Aralık 1921, Atatürk’ün Söylev ve Demeçleri, Cilt II
Kurtuluş için, bağımsızlık için, eninde sonunda, düşmanla bütün varlığımızla vuruşarak onu yenmekten başka karar ve çare yoktur ve olamaz.
Mart 1922, Nutuk
Ankara’da, kutsal topraklarımızı her yandan sarmış ve ele geçirmiş düşman ordularını bu kutsal topraklardan atmak olanağından söz ettiğimiz zaman, bana en anlayışlı, en uzak görüşlü oldukları ileri sürülen kimseler, bütün bu girişimlerin paraya bağlı olduğunu söylediler. Ne kadar paran var, ya da, nereden, nasıl para bulabilirsin gibi sorular yöneltiyorlardı. Benim verdiğim cevap şu idi: Türk ulusunun kendi yaşam ve esenliğine yönelik olduğuna inandığı girişimleri başarıya ulaştıracak kadar gücü vardır; ve girişimlerin ciddiliğine inanırsa, onun gerektirdiği kadar varlık kaynaklarını bu girişimde bulunanların emrine hazır eder.

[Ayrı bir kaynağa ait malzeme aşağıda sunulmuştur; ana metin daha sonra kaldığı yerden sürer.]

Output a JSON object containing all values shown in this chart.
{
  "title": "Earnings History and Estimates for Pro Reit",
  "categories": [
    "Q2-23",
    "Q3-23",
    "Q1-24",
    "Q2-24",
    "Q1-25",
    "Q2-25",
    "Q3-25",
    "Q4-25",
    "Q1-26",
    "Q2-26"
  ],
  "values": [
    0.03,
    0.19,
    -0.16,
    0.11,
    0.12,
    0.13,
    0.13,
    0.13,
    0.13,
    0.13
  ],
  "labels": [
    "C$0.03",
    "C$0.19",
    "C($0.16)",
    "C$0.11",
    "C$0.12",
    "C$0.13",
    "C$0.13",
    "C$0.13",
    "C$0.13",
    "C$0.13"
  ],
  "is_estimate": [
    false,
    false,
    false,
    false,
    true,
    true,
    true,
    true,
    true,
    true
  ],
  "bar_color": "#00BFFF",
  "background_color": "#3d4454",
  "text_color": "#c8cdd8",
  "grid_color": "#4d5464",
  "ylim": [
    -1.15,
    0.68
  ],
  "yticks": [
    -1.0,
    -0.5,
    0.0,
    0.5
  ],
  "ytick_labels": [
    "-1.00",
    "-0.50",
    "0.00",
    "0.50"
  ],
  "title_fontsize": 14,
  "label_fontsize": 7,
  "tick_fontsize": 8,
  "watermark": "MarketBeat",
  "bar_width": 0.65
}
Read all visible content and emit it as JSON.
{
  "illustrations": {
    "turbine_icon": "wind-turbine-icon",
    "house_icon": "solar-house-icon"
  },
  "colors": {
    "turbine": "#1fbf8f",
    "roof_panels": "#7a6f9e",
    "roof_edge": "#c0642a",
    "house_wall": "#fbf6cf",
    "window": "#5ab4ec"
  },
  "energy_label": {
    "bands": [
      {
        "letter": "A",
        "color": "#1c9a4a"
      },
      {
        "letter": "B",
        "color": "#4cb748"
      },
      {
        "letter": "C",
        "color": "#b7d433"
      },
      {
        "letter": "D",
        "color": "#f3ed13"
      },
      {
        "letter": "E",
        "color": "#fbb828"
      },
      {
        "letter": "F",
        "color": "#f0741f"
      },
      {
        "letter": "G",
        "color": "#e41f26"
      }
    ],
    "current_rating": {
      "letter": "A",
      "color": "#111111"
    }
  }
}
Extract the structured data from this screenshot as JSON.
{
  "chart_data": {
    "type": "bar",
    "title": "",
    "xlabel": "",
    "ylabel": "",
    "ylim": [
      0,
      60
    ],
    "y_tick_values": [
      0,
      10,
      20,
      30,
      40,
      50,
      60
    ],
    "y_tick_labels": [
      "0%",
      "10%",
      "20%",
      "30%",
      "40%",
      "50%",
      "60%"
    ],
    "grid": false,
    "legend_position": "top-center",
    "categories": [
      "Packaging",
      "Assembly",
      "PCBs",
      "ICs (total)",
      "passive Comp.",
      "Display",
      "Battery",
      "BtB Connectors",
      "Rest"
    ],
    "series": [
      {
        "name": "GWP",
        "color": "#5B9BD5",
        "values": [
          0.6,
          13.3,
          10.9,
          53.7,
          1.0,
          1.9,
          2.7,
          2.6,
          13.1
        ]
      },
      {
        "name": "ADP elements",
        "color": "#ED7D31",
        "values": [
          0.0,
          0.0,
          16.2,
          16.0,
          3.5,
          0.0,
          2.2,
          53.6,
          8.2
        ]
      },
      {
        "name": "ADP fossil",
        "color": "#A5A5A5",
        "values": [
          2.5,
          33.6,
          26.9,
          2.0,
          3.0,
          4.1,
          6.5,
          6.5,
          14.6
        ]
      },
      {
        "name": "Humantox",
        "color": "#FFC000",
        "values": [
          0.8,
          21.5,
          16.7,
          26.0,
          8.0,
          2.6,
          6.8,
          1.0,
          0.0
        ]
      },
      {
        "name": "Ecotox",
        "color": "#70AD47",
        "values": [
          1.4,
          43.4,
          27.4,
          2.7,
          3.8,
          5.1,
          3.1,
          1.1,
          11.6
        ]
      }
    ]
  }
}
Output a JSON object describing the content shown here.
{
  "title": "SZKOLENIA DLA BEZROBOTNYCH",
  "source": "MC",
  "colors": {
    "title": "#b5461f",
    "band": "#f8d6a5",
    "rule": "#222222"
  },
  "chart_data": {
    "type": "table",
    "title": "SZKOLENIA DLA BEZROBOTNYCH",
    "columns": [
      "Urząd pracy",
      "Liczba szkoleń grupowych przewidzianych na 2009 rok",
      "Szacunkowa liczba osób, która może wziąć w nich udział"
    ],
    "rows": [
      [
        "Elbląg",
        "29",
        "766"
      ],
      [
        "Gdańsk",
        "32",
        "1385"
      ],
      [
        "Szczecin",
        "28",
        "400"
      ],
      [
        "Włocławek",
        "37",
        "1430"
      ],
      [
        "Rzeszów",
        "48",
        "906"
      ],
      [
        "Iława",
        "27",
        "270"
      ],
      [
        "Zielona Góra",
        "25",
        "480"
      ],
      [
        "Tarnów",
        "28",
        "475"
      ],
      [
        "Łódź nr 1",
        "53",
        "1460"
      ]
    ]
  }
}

Eylül 1926, Atatürk’ün Söylev ve Demeçleri, Cilt II
Adalet dilenmekle ve kendini başkalarına acındırmakla ulus işleri, devlet işleri görülemez. Ulusun ve devletin onur ve bağımsızlığı sağlanamaz. Adalet dilenmek ve kendine acındırmak gibi bir ilke yoktur. Türk ulusu, Türkiye’nin yarınki evlatları bunu bir an akıllarından çıkarmamalıdırlar.
Ekim 1927, Nutuk
Bu çölden bir hayat çıkarmak, bu çözüntüden bir kuruluş yaratmak gerekir. Boş görünen alan doludur; çöl sanılan bu dünyada saklı ve güçlü bir yaşam vardır. O ulustur. Eksik olan şey örgütlenmedir; işte şimdi onun üzerindeyiz.
***
Öyle bir döneme ulaştık ki onda her iş yasalara uygun olmalıdır. Ulusun işleri de, ancak ulusal kararlara dayanmakla, ulusun ortak duygularını yansıtmakla görülebilir. Ulusumuz çok büyüktür. Hiç korkmayalım, o esirliği ve aşağı görülmeyi kabul etmez. Fakat onu bir araya getirmek ve kendisine: “Ey ulus, sen kölelik ve aşağılık kabul eder misin” diye sormak gerekir. Ben, ulusun vereceği cevabı biliyorum. Ben ulusun büyüklüğünü biliyor ve bu sorun karşısında o soruyu soran evlatlarını canı gibi seveceğini ve alınlarından öpeceğini biliyorum. Ben gene biliyorum ki, bu ulus, bu soruyu soran evlatlarının hep o temele dayanan önlem ve düzenlemelerini canla başla benimseyecektir (kabul edecektir). Onun için ben de o yoldayım. Bizim bildiğimiz gerçekler ulusça da bütünüyle bilinince onun, alınan kararlar konusunda da bizim gibi düşüneceği neden kabul edilmemelidir? Ben tersine, ulusun bu konuda daha sağlam, daha kesin kararlar vereceğine inanıyorum. Kısacası, ulus bu kurtuluş savaşında bütün durumu bütün açıklığıyla gördükten sonra, aşama aşama en sağlam, en akla yakın ve en yüksek kararları verecek ve hiç kuşkum yoktur ki, o konulardaki kararlarında hatta seni ve beni geçecektir. Ben bundan emin olarak işlerimize bakalım derim.